Illinois Tool Works (ITW) is a serious manufacturer of "stuff." The business includes 825 companies in more than 50 countries. The range of products produced is diverse, including industrial packaging materials, electronic equipment such as arc welders and airport ground support equipment, fasteners for the automotive and truck industries, tools and fasteners for the construction industry, commercial food equipment, and a range of fluids with industrial uses.
Recently, management released updated earnings guidance slightly below Wall Street estimates and the market value of ITW took a 25 percent hit. For the second quarter of 2011, the company reported net income of 96 cents per share, up 22 percent from a year earlier. Revenues of $4.615 billion equaled a 17.5 percent increase.

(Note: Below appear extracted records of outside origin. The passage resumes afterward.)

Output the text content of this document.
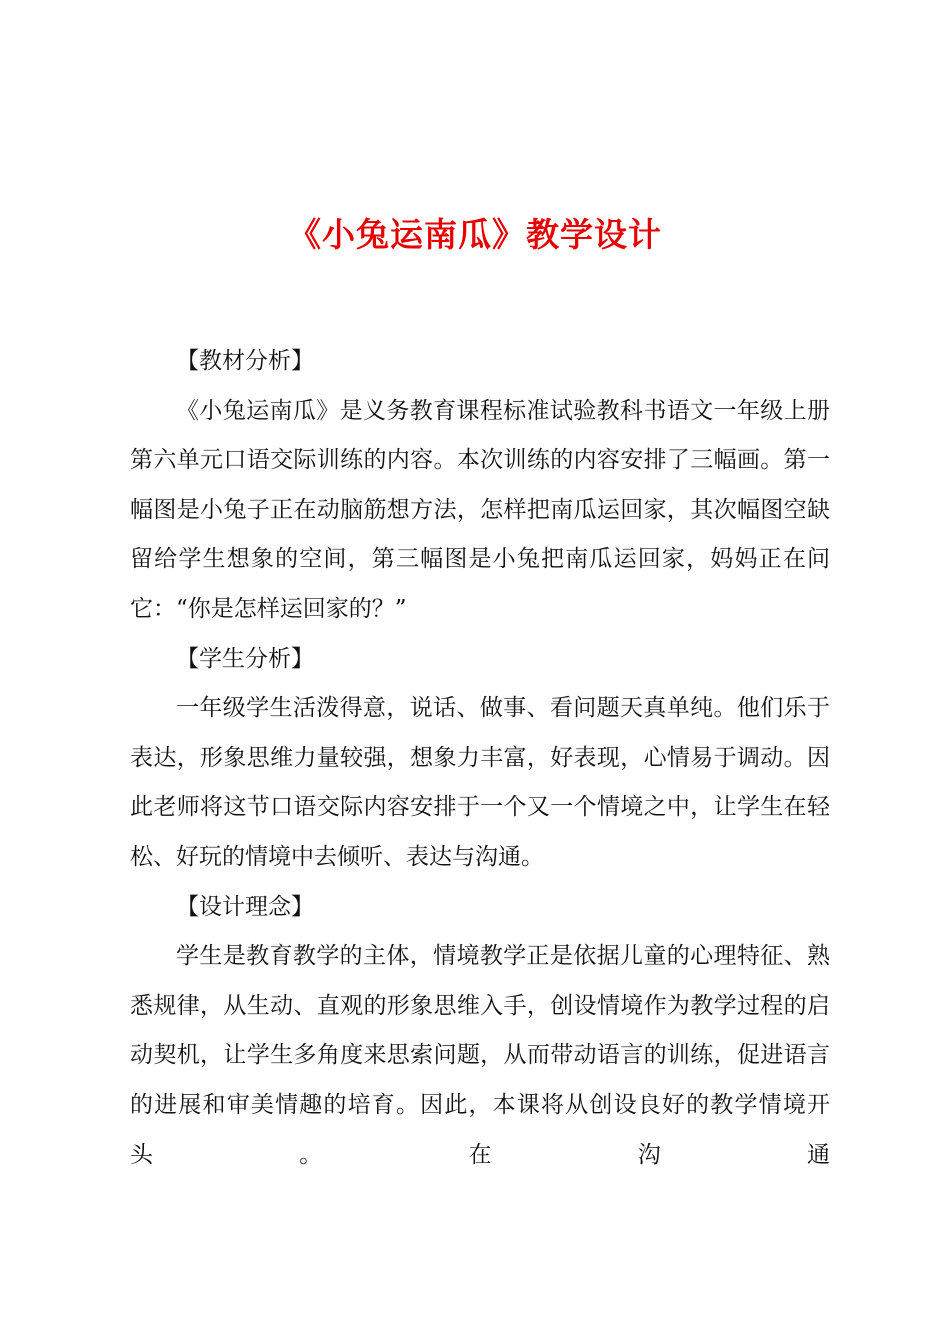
《小兔运南瓜》教学设计

【教材分析】

《小兔运南瓜》是义务教育课程标准试验教科书语文一年级上册第六单元口语交际训练的内容。本次训练的内容安排了三幅画。第一幅图是小兔子正在动脑筋想方法，怎样把南瓜运回家，其次幅图空缺留给学生想象的空间，第三幅图是小兔把南瓜运回家，妈妈正在问它：“你是怎样运回家的？”

【学生分析】

一年级学生活泼得意，说话、做事、看问题天真单纯。他们乐于表达，形象思维力量较强，想象力丰富，好表现，心情易于调动。因此老师将这节口语交际内容安排于一个又一个情境之中，让学生在轻松、好玩的情境中去倾听、表达与沟通。

【设计理念】

学生是教育教学的主体，情境教学正是依据儿童的心理特征、熟悉规律，从生动、直观的形象思维入手，创设情境作为教学过程的启动契机，让学生多角度来思索问题，从而带动语言的训练，促进语言的进展和审美情趣的培育。因此，本课将从创设良好的教学情境开头。在沟通
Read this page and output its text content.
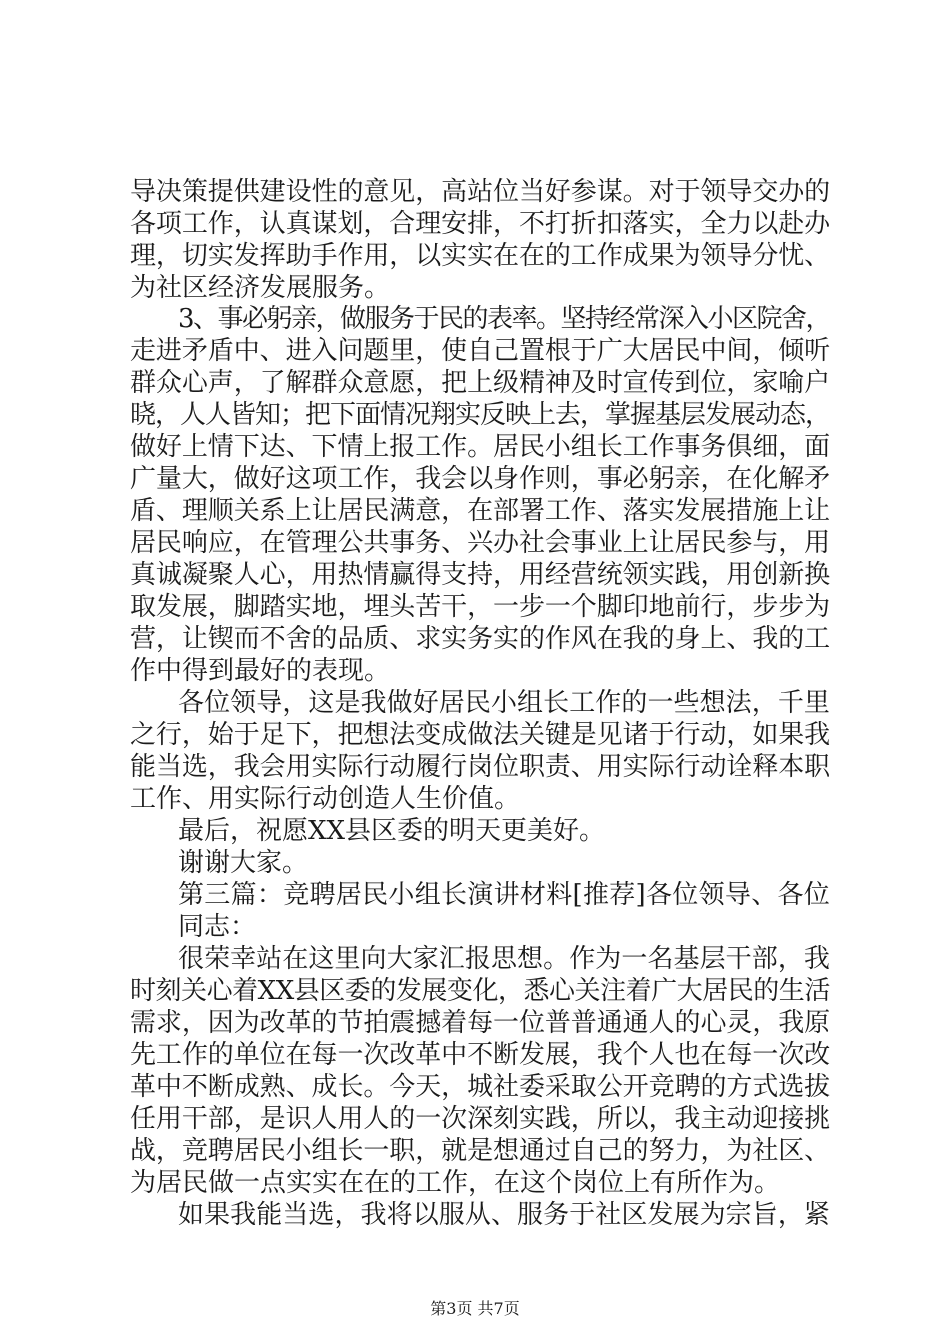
导决策提供建设性的意见，高站位当好参谋。对于领导交办的
各项工作，认真谋划，合理安排，不打折扣落实，全力以赴办
理，切实发挥助手作用，以实实在在的工作成果为领导分忧、
为社区经济发展服务。
3、事必躬亲，做服务于民的表率。坚持经常深入小区院舍，
走进矛盾中、进入问题里，使自己置根于广大居民中间，倾听
群众心声，了解群众意愿，把上级精神及时宣传到位，家喻户
晓，人人皆知；把下面情况翔实反映上去，掌握基层发展动态，
做好上情下达、下情上报工作。居民小组长工作事务俱细，面
广量大，做好这项工作，我会以身作则，事必躬亲，在化解矛
盾、理顺关系上让居民满意，在部署工作、落实发展措施上让
居民响应，在管理公共事务、兴办社会事业上让居民参与，用
真诚凝聚人心，用热情赢得支持，用经营统领实践，用创新换
取发展，脚踏实地，埋头苦干，一步一个脚印地前行，步步为
营，让锲而不舍的品质、求实务实的作风在我的身上、我的工
作中得到最好的表现。
各位领导，这是我做好居民小组长工作的一些想法，千里
之行，始于足下，把想法变成做法关键是见诸于行动，如果我
能当选，我会用实际行动履行岗位职责、用实际行动诠释本职
工作、用实际行动创造人生价值。
最后，祝愿XX县区委的明天更美好。
谢谢大家。
第三篇：竞聘居民小组长演讲材料[推荐]各位领导、各位
同志：
很荣幸站在这里向大家汇报思想。作为一名基层干部，我
时刻关心着XX县区委的发展变化，悉心关注着广大居民的生活
需求，因为改革的节拍震撼着每一位普普通通人的心灵，我原
先工作的单位在每一次改革中不断发展，我个人也在每一次改
革中不断成熟、成长。今天，城社委采取公开竞聘的方式选拔
任用干部，是识人用人的一次深刻实践，所以，我主动迎接挑
战，竞聘居民小组长一职，就是想通过自己的努力，为社区、
为居民做一点实实在在的工作，在这个岗位上有所作为。
如果我能当选，我将以服从、服务于社区发展为宗旨，紧
第3页 共7页
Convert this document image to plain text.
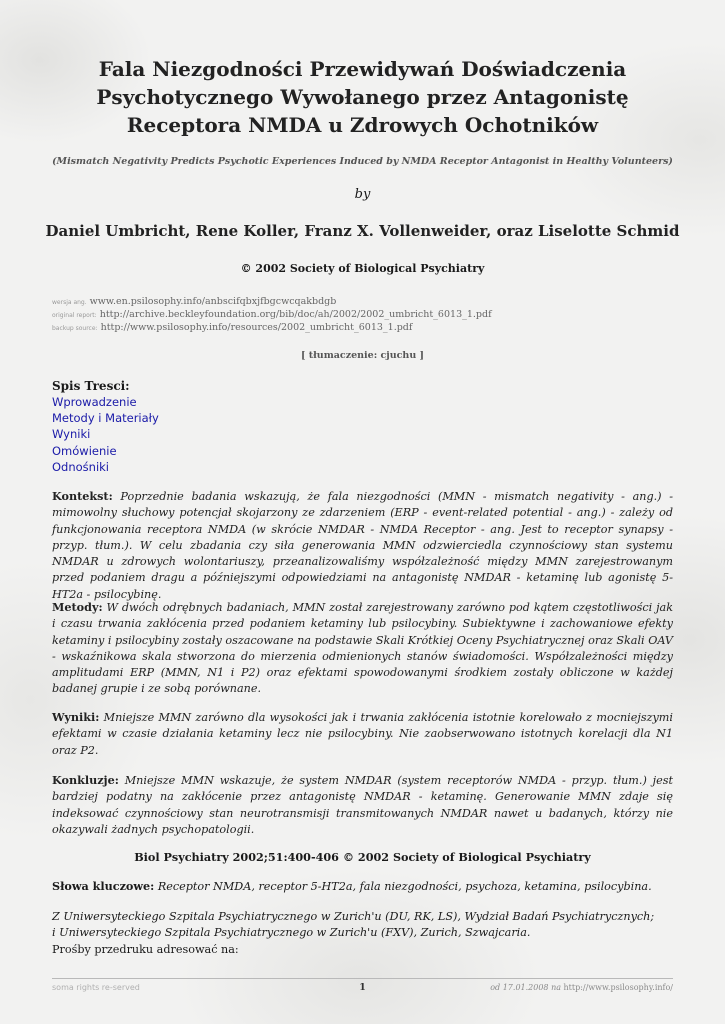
Fala Niezgodności Przewidywań Doświadczenia Psychotycznego Wywołanego przez Antagonistę Receptora NMDA u Zdrowych Ochotników
(Mismatch Negativity Predicts Psychotic Experiences Induced by NMDA Receptor Antagonist in Healthy Volunteers)
by
Daniel Umbricht, Rene Koller, Franz X. Vollenweider, oraz Liselotte Schmid
© 2002 Society of Biological Psychiatry
wersja ang. www.en.psilosophy.info/anbscifqbxjfbgcwcqakbdgb
original report: http://archive.beckleyfoundation.org/bib/doc/ah/2002/2002_umbricht_6013_1.pdf
backup source: http://www.psilosophy.info/resources/2002_umbricht_6013_1.pdf
[ tłumaczenie: cjuchu ]
Spis Tresci:
Wprowadzenie
Metody i Materiały
Wyniki
Omówienie
Odnośniki

Kontekst: Poprzednie badania wskazują, że fala niezgodności (MMN - mismatch negativity - ang.) - mimowolny słuchowy potencjał skojarzony ze zdarzeniem (ERP - event-related potential - ang.) - zależy od funkcjonowania receptora NMDA (w skrócie NMDAR - NMDA Receptor - ang. Jest to receptor synapsy - przyp. tłum.). W celu zbadania czy siła generowania MMN odzwierciedla czynnościowy stan systemu NMDAR u zdrowych wolontariuszy, przeanalizowaliśmy współzależność między MMN zarejestrowanym przed podaniem dragu a późniejszymi odpowiedziami na antagonistę NMDAR - ketaminę lub agonistę 5-HT2a - psilocybinę.

Metody: W dwóch odrębnych badaniach, MMN został zarejestrowany zarówno pod kątem częstotliwości jak i czasu trwania zakłócenia przed podaniem ketaminy lub psilocybiny. Subiektywne i zachowaniowe efekty ketaminy i psilocybiny zostały oszacowane na podstawie Skali Krótkiej Oceny Psychiatrycznej oraz Skali OAV - wskaźnikowa skala stworzona do mierzenia odmienionych stanów świadomości. Współzależności między amplitudami ERP (MMN, N1 i P2) oraz efektami spowodowanymi środkiem zostały obliczone w każdej badanej grupie i ze sobą porównane.

Wyniki: Mniejsze MMN zarówno dla wysokości jak i trwania zakłócenia istotnie korelowało z mocniejszymi efektami w czasie działania ketaminy lecz nie psilocybiny. Nie zaobserwowano istotnych korelacji dla N1 oraz P2.

Konkluzje: Mniejsze MMN wskazuje, że system NMDAR (system receptorów NMDA - przyp. tłum.) jest bardziej podatny na zakłócenie przez antagonistę NMDAR - ketaminę. Generowanie MMN zdaje się indeksować czynnościowy stan neurotransmisji transmitowanych NMDAR nawet u badanych, którzy nie okazywali żadnych psychopatologii.

Biol Psychiatry 2002;51:400-406 © 2002 Society of Biological Psychiatry
Słowa kluczowe: Receptor NMDA, receptor 5-HT2a, fala niezgodności, psychoza, ketamina, psilocybina.
Z Uniwersyteckiego Szpitala Psychiatrycznego w Zurich'u (DU, RK, LS), Wydział Badań Psychiatrycznych;
i Uniwersyteckiego Szpitala Psychiatrycznego w Zurich'u (FXV), Zurich, Szwajcaria.
Prośby przedruku adresować na:
soma rights re-served	1	od 17.01.2008 na http://www.psilosophy.info/
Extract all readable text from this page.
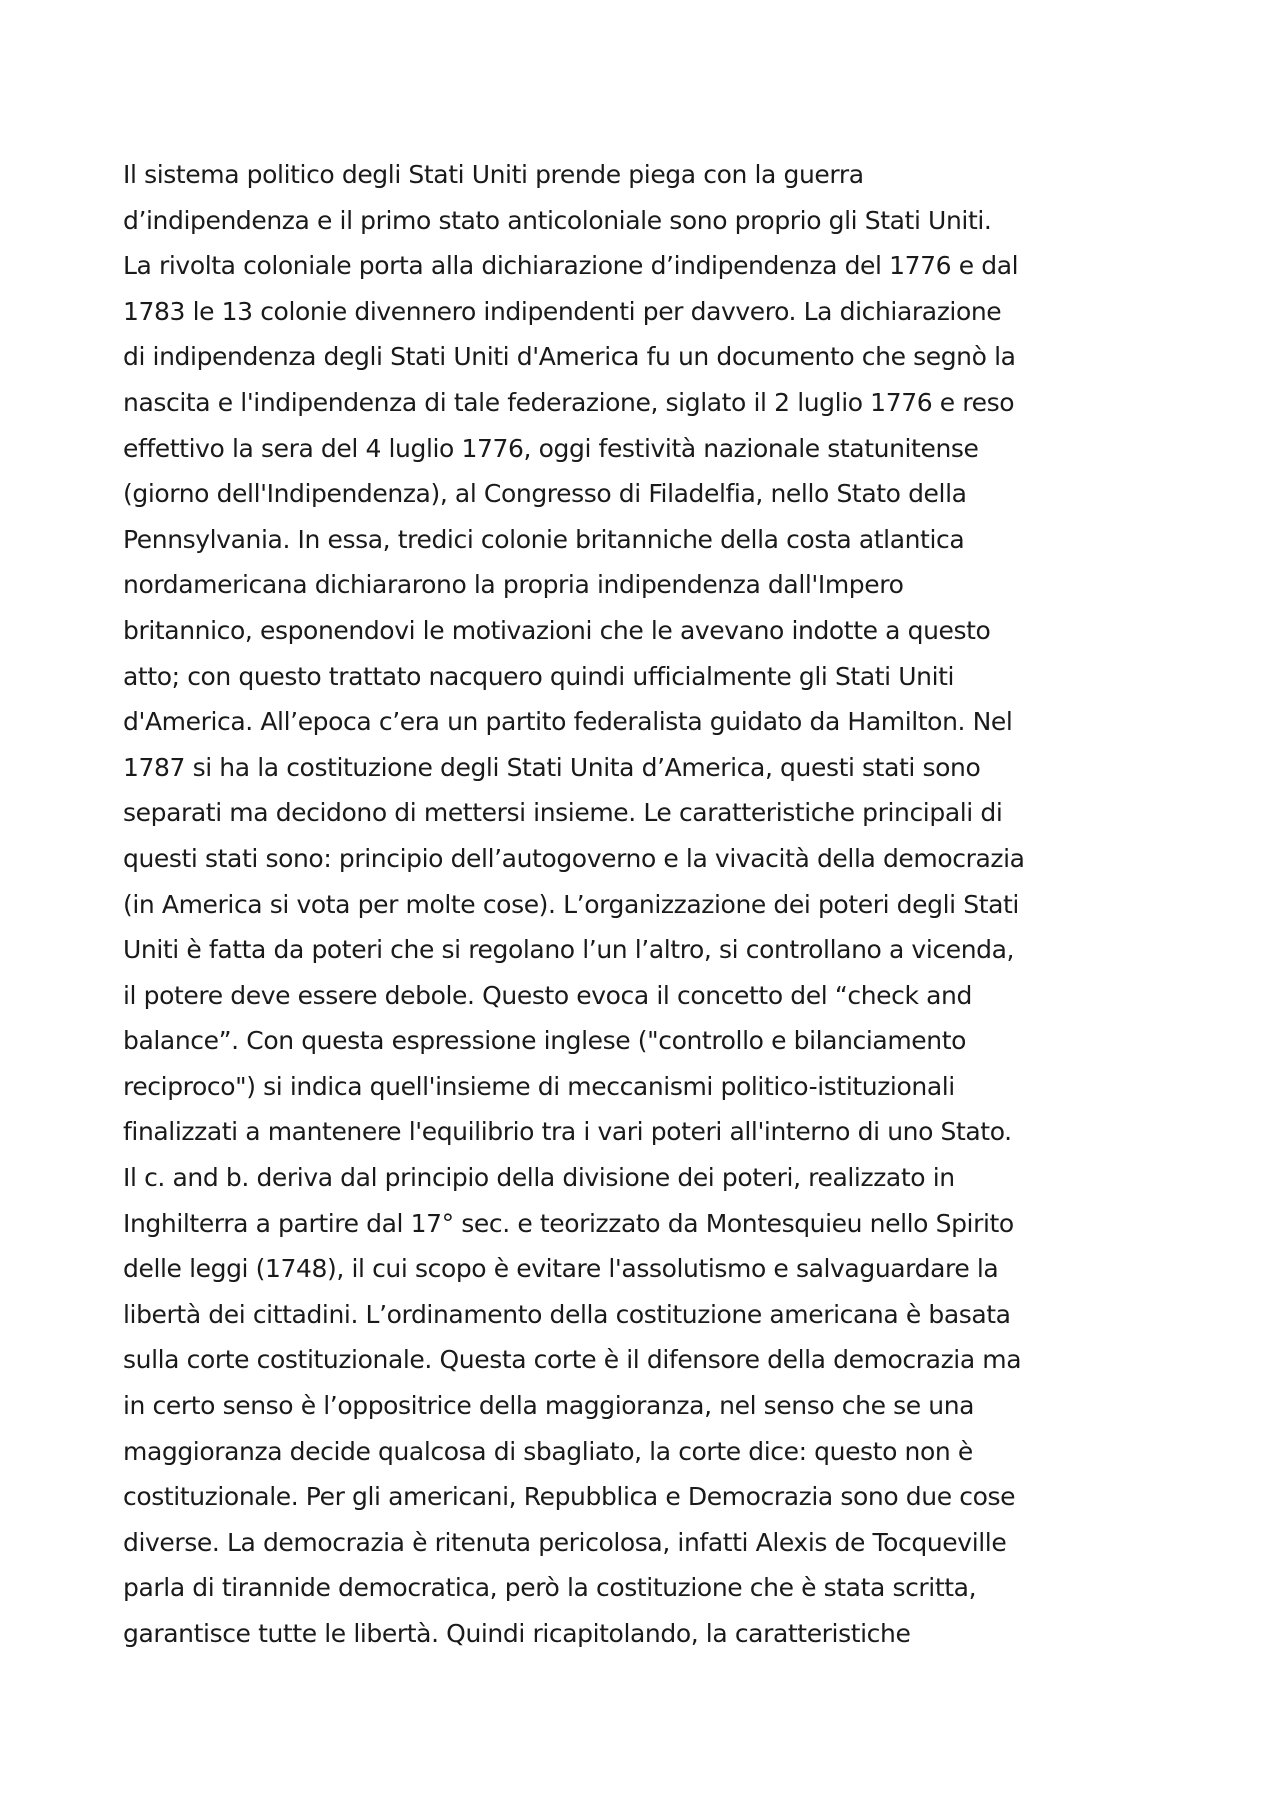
Il sistema politico degli Stati Uniti prende piega con la guerra
d’indipendenza e il primo stato anticoloniale sono proprio gli Stati Uniti.
La rivolta coloniale porta alla dichiarazione d’indipendenza del 1776 e dal
1783 le 13 colonie divennero indipendenti per davvero. La dichiarazione
di indipendenza degli Stati Uniti d'America fu un documento che segnò la
nascita e l'indipendenza di tale federazione, siglato il 2 luglio 1776 e reso
effettivo la sera del 4 luglio 1776, oggi festività nazionale statunitense
(giorno dell'Indipendenza), al Congresso di Filadelfia, nello Stato della
Pennsylvania. In essa, tredici colonie britanniche della costa atlantica
nordamericana dichiararono la propria indipendenza dall'Impero
britannico, esponendovi le motivazioni che le avevano indotte a questo
atto; con questo trattato nacquero quindi ufficialmente gli Stati Uniti
d'America. All’epoca c’era un partito federalista guidato da Hamilton. Nel
1787 si ha la costituzione degli Stati Unita d’America, questi stati sono
separati ma decidono di mettersi insieme. Le caratteristiche principali di
questi stati sono: principio dell’autogoverno e la vivacità della democrazia
(in America si vota per molte cose). L’organizzazione dei poteri degli Stati
Uniti è fatta da poteri che si regolano l’un l’altro, si controllano a vicenda,
il potere deve essere debole. Questo evoca il concetto del “check and
balance”. Con questa espressione inglese ("controllo e bilanciamento
reciproco") si indica quell'insieme di meccanismi politico-istituzionali
finalizzati a mantenere l'equilibrio tra i vari poteri all'interno di uno Stato.
Il c. and b. deriva dal principio della divisione dei poteri, realizzato in
Inghilterra a partire dal 17° sec. e teorizzato da Montesquieu nello Spirito
delle leggi (1748), il cui scopo è evitare l'assolutismo e salvaguardare la
libertà dei cittadini. L’ordinamento della costituzione americana è basata
sulla corte costituzionale. Questa corte è il difensore della democrazia ma
in certo senso è l’oppositrice della maggioranza, nel senso che se una
maggioranza decide qualcosa di sbagliato, la corte dice: questo non è
costituzionale. Per gli americani, Repubblica e Democrazia sono due cose
diverse. La democrazia è ritenuta pericolosa, infatti Alexis de Tocqueville
parla di tirannide democratica, però la costituzione che è stata scritta,
garantisce tutte le libertà. Quindi ricapitolando, la caratteristiche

Excluding charges for discontinued operations, the net income of 99 cents per share still missed the consensus estimate of $1.02. A few weeks after the earnings release, the ITW board announced a 6 percent increase in the dividend, putting the current yield close to 3 percent.
Included in the second quarter earnings report was third quarter guidance of 95 cents to $1.03 per share and full year earnings of $3.80 excluding a one-time gain. Projected earnings and revenue growth rates were similar to the numbers posted for the second quarter.
Wall Street had predicted $1.06 and $3.93 respectively, before the company guidance. It appears this new, slightly lower guidance still shows nice growth rates. Nevertheless, Illinois Tool Works losing a quarter of its stock market value in the space of two weeks.
Analysts are split on the stock. The analysts at Goldman Sachs have downgraded the stock to sell with a $48 target price. The folks at Jefferies are maintaining their buy rating, trimming the target price slightly to $65. The company next reports on Sept. 17.